主を失ったギターは、かなわなかった夢の残滓でしょうか―――
几帳面に片付いた部屋も、またどんなに散らかった部屋でも、その独特の静けさはいつも我々の胸を打ちます。
整理していく遺品の数々から、込められた思いを感じずにはいられません。この感覚こそ遺品整理士の誇りであります。

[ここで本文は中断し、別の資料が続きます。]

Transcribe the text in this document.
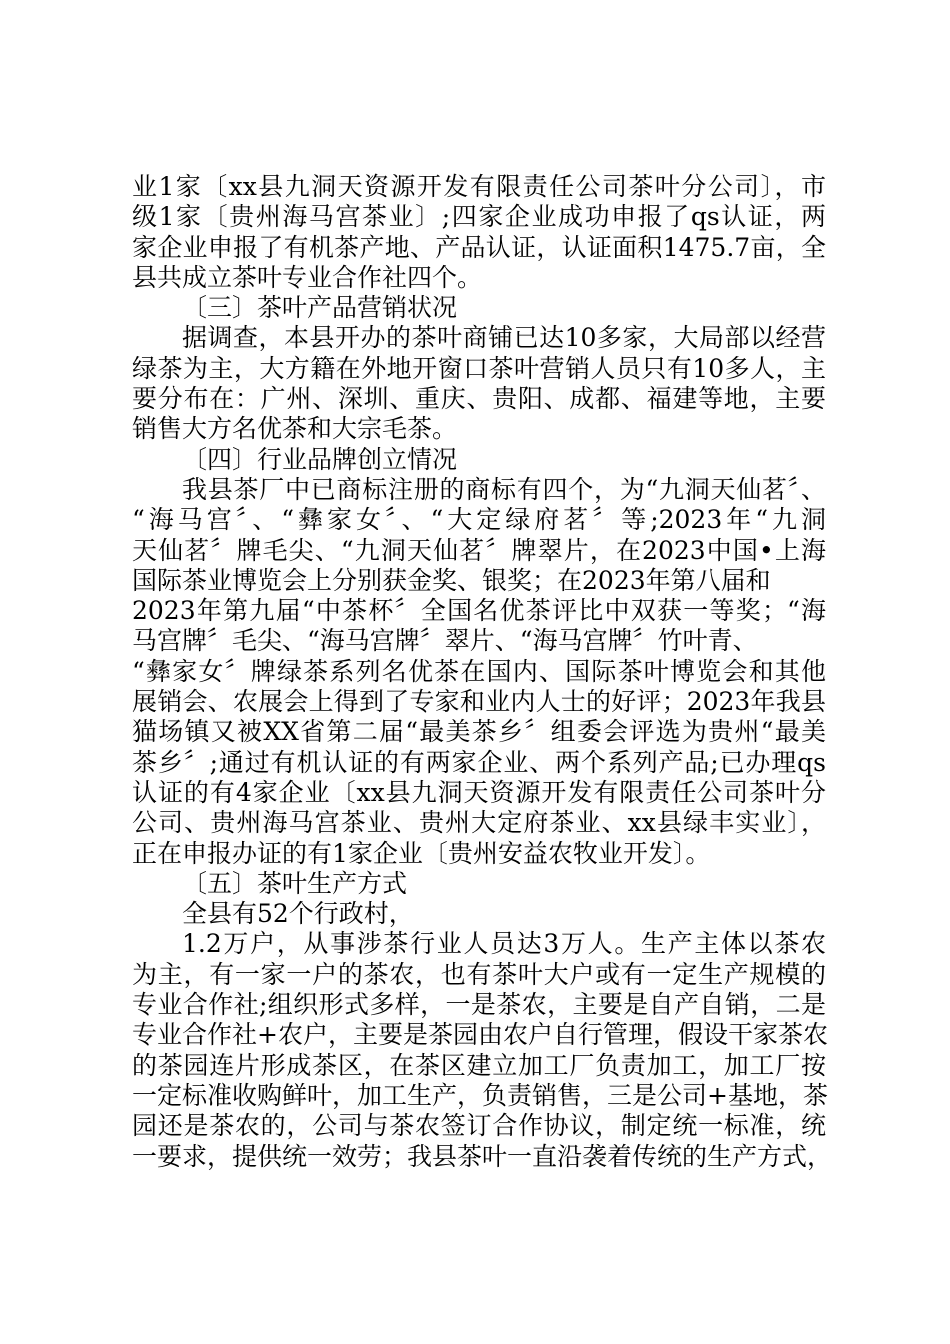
业1家〔xx县九洞天资源开发有限责任公司茶叶分公司〕，市
级1家〔贵州海马宫茶业〕;四家企业成功申报了qs认证，两
家企业申报了有机茶产地、产品认证，认证面积1475.7亩，全
县共成立茶叶专业合作社四个。
〔三〕茶叶产品营销状况
据调查，本县开办的茶叶商铺已达10多家，大局部以经营
绿茶为主，大方籍在外地开窗口茶叶营销人员只有10多人，主
要分布在：广州、深圳、重庆、贵阳、成都、福建等地，主要
销售大方名优茶和大宗毛茶。
〔四〕行业品牌创立情况
我县茶厂中已商标注册的商标有四个，为“九洞天仙茗〞、
“海马宫〞、“彝家女〞、“大定绿府茗〞等;2023年“九洞
天仙茗〞牌毛尖、“九洞天仙茗〞牌翠片，在2023中国•上海
国际茶业博览会上分别获金奖、银奖；在2023年第八届和
2023年第九届“中茶杯〞全国名优茶评比中双获一等奖；“海
马宫牌〞毛尖、“海马宫牌〞翠片、“海马宫牌〞竹叶青、
“彝家女〞牌绿茶系列名优茶在国内、国际茶叶博览会和其他
展销会、农展会上得到了专家和业内人士的好评；2023年我县
猫场镇又被XX省第二届“最美茶乡〞组委会评选为贵州“最美
茶乡〞;通过有机认证的有两家企业、两个系列产品;已办理qs
认证的有4家企业〔xx县九洞天资源开发有限责任公司茶叶分
公司、贵州海马宫茶业、贵州大定府茶业、xx县绿丰实业〕，
正在申报办证的有1家企业〔贵州安益农牧业开发〕。
〔五〕茶叶生产方式
全县有52个行政村，
1.2万户，从事涉茶行业人员达3万人。生产主体以茶农
为主，有一家一户的茶农，也有茶叶大户或有一定生产规模的
专业合作社;组织形式多样，一是茶农，主要是自产自销，二是
专业合作社+农户，主要是茶园由农户自行管理，假设干家茶农
的茶园连片形成茶区，在茶区建立加工厂负责加工，加工厂按
一定标准收购鲜叶，加工生产，负责销售，三是公司+基地，茶
园还是茶农的，公司与茶农签订合作协议，制定统一标准，统
一要求，提供统一效劳；我县茶叶一直沿袭着传统的生产方式，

また、遺品整理の仕事のやりがいであると常々思う次第です。
さて、私が遺品整理に初めて携わる人にオススメしている、一冊の本があります。
この本は、研修の一環として社員にも読んで欲しいとの想いから、当事務所に常備しています。遺品整理業界ではバイブルといえます。
さだまさしさん著「アントキノイノチ」です。
杏平はある同級生の「悪意」をきっかけに二度、その男を殺しかけ、高校を中退して以来、他人とうまく関われなくなっていた。遺品整理業社の見習いとなった 彼の心は、凄惨な現場でも誠実に汗を流す会社の先輩達や同い年の明るいゆきちゃんと過ごすことで、ほぐれてゆく。けれど、ある日ゆきちゃんの壮絶な過去を知り‥‥。
「命」の意味を問う感動長篇。
我々遺品整理業者を題材にしていただいた小説であり、共感しかありません。
命の大切さという、ともするとありがちなテーマ。ですが現代社会はいつまでも忘れがちです。
それを仕事を通じて実感させられるのが、遺品整理なのですから。
みなさまにも是非お勧めしたい名著です。